The first American Lutheran foreign missionary though was from the other
liberal Lutheran background, John Christian Frederick Heyer in 1842.
‘Father’ Heyer as he was affectionately known in India came from the General
Synod to Guntur at the age of 50, not exactly a spring chicken to begin such
demanding work.  It is exciting to read about this colorful stalwart for
outreach. He worked back and forth from the USA and India until he went for
the last time to Rajahmundry at the age of 77. Remember that this was in
those primitive days of 1870. He labored faithfully for over a year. The
present Andhra Evangelical Lutheran Church which hearkens back to the work
of men like Heyer is the largest Lutheran church in India numbering upwards
of 800,000. This church is centered in the areas of Andhra Pradesh where our
sister church, the CLCI is located. One might think then that we might be in
conflict in villages. Far from it, with over sixty million people in Andhra
Pradesh, most of whom are unconverted, there is ample elbow room to work
without conflicts.

There are many more in other denominations who have worked in India in the
great century of missions.  The Anglican Henry Martyn arrived in India in
1805 and referred to the passage II Cor. 12:15, “I will most gladly spend
and be spent for your souls.”  And sure enough, after ten years of intensive
translation work, he went home to the Lord.  The Anglican Bishop of
Calcutta, who was a gifted composer, died after three years of labor in
1826. But he has left us the fine heritage of his hymns, one of which is the
missions hymn “From Greenland’s Icy Mountains.” A line from this hymn is the
title for this series, “From India’s coral strand.”

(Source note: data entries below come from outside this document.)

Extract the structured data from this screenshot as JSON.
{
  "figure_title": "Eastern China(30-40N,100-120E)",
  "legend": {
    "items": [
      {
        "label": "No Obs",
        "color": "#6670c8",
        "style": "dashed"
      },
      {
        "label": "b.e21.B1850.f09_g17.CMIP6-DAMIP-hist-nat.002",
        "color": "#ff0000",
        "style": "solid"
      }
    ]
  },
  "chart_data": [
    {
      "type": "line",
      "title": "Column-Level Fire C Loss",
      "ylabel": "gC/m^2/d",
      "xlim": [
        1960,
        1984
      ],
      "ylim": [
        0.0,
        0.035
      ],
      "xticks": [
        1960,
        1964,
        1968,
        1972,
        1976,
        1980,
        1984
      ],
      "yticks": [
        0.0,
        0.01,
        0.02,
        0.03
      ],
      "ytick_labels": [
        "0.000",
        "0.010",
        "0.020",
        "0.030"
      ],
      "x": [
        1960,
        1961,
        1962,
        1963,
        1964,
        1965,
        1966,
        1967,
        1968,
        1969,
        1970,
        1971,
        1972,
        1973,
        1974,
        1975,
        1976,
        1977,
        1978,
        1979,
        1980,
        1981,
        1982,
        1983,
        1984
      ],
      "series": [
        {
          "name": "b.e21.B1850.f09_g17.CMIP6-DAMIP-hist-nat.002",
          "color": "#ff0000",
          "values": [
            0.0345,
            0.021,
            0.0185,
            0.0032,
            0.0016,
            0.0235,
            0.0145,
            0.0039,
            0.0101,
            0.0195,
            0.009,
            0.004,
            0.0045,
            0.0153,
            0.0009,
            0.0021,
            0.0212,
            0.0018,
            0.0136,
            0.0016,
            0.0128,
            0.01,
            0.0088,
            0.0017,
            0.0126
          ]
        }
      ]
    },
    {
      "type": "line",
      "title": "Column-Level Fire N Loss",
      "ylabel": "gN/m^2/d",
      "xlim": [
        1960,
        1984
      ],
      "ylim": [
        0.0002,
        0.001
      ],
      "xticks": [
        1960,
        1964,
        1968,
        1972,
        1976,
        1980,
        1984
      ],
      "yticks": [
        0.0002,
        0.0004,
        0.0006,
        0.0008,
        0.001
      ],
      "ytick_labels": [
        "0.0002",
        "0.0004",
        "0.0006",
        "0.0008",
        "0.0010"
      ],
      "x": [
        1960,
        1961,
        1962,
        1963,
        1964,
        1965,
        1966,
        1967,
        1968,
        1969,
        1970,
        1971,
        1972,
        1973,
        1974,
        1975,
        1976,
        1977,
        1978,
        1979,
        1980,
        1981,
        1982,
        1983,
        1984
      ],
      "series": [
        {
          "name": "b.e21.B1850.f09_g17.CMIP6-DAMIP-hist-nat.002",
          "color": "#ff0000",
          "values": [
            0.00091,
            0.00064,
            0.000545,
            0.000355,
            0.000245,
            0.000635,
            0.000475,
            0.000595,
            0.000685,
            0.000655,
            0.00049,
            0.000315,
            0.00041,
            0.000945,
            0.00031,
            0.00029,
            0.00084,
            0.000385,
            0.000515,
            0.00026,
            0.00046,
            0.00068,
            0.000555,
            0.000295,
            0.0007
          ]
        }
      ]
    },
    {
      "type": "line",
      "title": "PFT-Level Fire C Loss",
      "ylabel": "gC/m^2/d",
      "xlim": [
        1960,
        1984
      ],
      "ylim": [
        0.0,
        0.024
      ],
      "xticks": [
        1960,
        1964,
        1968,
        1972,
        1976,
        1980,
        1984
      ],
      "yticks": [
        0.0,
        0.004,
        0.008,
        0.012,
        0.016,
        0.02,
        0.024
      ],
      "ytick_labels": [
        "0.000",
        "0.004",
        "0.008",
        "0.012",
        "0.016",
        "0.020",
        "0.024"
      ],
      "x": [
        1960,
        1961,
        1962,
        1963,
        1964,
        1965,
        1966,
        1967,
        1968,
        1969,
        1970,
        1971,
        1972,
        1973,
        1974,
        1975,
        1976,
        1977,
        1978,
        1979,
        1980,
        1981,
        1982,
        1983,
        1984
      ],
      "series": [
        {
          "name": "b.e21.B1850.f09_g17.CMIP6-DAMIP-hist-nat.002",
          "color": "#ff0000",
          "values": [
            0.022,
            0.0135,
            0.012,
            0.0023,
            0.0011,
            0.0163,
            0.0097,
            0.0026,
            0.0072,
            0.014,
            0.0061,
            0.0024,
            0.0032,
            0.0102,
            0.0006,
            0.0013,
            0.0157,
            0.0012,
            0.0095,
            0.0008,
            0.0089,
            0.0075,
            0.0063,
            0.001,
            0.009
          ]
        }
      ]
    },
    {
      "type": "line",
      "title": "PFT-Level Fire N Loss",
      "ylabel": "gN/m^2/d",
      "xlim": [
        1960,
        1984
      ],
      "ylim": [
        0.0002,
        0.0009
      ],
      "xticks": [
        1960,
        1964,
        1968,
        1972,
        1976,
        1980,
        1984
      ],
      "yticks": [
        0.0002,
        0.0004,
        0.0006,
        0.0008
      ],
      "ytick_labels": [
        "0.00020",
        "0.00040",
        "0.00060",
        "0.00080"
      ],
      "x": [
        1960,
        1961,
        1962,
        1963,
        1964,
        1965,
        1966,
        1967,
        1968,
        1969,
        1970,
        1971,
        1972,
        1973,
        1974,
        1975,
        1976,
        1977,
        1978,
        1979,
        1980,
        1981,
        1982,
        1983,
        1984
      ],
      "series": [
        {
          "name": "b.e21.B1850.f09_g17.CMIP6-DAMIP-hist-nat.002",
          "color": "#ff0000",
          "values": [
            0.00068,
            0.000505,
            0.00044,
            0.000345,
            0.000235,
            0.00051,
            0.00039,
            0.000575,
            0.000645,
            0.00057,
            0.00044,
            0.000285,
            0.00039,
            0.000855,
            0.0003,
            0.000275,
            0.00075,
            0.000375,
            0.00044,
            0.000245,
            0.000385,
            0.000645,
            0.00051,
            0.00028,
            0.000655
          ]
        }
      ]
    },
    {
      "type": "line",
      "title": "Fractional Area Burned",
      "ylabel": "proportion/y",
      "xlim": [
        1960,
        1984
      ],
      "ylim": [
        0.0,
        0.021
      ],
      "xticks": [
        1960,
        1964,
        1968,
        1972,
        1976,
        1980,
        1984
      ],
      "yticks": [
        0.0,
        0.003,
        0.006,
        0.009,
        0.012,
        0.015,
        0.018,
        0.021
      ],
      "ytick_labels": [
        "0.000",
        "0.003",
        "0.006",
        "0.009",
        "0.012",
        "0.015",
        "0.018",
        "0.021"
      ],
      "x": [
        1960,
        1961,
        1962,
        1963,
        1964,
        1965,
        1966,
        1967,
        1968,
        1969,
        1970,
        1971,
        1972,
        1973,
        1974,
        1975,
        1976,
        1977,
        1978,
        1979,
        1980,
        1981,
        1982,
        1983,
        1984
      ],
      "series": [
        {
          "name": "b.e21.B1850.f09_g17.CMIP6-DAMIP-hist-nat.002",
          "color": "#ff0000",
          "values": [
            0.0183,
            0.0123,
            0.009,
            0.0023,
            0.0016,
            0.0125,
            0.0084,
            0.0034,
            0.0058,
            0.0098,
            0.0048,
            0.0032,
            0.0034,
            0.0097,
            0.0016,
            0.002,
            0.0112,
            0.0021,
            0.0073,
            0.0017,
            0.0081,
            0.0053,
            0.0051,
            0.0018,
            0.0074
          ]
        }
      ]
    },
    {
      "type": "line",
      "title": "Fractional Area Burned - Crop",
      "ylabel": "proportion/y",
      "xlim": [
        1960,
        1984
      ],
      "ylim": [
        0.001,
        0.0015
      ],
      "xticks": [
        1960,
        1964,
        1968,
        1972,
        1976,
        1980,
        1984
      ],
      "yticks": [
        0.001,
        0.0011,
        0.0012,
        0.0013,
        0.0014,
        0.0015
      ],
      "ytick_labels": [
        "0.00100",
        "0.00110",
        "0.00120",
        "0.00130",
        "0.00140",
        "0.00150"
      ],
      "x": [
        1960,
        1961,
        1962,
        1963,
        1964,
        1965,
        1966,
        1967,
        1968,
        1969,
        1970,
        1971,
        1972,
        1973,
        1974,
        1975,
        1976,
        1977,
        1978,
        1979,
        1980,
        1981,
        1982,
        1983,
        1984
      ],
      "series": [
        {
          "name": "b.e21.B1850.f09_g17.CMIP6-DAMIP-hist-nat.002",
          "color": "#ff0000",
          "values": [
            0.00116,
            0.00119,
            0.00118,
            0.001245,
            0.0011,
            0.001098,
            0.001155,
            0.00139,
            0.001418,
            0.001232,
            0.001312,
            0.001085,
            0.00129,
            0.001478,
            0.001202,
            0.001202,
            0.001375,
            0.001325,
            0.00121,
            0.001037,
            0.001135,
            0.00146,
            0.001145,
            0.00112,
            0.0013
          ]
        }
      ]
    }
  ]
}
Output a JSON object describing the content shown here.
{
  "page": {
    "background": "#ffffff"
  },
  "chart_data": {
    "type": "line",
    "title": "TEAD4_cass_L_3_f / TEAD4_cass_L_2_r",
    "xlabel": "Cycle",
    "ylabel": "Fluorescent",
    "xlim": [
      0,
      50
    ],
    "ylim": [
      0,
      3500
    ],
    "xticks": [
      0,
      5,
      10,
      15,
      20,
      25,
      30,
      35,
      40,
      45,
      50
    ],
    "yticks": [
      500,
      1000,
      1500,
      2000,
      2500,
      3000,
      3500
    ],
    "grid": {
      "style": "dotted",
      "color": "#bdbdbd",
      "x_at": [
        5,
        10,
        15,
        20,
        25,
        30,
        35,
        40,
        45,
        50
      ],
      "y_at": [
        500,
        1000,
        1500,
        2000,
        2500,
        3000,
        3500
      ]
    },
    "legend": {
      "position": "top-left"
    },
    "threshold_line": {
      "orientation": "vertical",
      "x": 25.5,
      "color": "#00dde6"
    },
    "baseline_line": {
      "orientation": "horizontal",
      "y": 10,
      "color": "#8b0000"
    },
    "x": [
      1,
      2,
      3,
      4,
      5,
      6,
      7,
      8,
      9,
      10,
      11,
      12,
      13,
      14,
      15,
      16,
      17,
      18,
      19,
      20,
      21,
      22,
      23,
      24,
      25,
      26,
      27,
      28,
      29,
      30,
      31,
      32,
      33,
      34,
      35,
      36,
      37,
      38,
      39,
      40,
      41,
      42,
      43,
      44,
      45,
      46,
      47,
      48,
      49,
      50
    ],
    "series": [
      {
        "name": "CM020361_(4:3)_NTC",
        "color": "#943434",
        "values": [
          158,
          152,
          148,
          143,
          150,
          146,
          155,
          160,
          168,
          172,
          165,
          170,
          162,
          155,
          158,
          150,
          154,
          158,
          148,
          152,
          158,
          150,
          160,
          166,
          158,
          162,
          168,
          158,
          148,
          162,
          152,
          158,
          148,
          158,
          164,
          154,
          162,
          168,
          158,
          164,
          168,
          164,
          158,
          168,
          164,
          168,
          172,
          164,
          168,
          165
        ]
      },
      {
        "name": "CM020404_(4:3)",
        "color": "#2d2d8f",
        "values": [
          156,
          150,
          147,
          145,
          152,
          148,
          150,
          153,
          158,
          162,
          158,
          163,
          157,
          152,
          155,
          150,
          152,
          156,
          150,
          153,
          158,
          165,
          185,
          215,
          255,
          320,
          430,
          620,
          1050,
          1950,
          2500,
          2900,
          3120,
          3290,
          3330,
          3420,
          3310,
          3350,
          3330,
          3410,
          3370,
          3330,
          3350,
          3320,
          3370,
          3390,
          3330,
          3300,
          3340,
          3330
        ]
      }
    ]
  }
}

Our prayer is still as Heber wrote it:

Waft, waft, ye winds, his story,
And you, ye waters, roll,
Till like a sea of glory
It spreads from pole to pole;
Till o’er our ransomed nature
The Lamb for sinners slain,
Redeemer, King, Creator,
In bliss returns to reign. (TLH 495:4)

–Missionary David Koenig

Upcoming Travel
This is to alert our brothers in our sister churches about my travel plans, God-willing.
India – I arrive in Chennai Sept. 9th and leave Oct. 18th. Our English Pastoral Conference is Sept.27-29. A mission trip to the Andaman Islands is also planned during this time with Pastors D. Paul and Deepak.
Kenya – I arrive in Nairobi Oct. 18th and leave Nov. 19th. During this time we will have our English Pastoral Conference at Etago from Oct. 14th. During the time I will be making arrangements to travel to Uganda and Tanzania working out the details with our brothers in the CLCK, LCEA and CLCEA.
South Africa – I arrive in Johannesburg Nov. 19th and leave Dec. 11th. During this time I will be getting the visa for Congo and traveling there and back. Pastor Povolny will be also going to Congo at the same time. We pray then that he will be able to go to Congo each year replacing me.
Ghana – I arrive in Accra Dec. 11th and leave Lagos Dec. 24th. During this time I will be traveling to: Denu(Ghana), Lome(Togo), and  Efa Anyam(Nigeria).
While I delight to work with our brothers and sisters in Africa, I recognize that there is more time needed there. We are praying that God will give us other volunteers like Pastor Povolny to go to the other of our sister churches with regularity. The Mission Board of the CLC is continuing calling a second foreign missionary to go to India and also travel in Africa for the time being. May we all pray that that call of our God is answered. As of now plans are also in place for Pastors Ohlmann and J. Fleischer to come to work in India beginning Nov. 14th. We thank the Lord for such willing workers. May God raise up even more.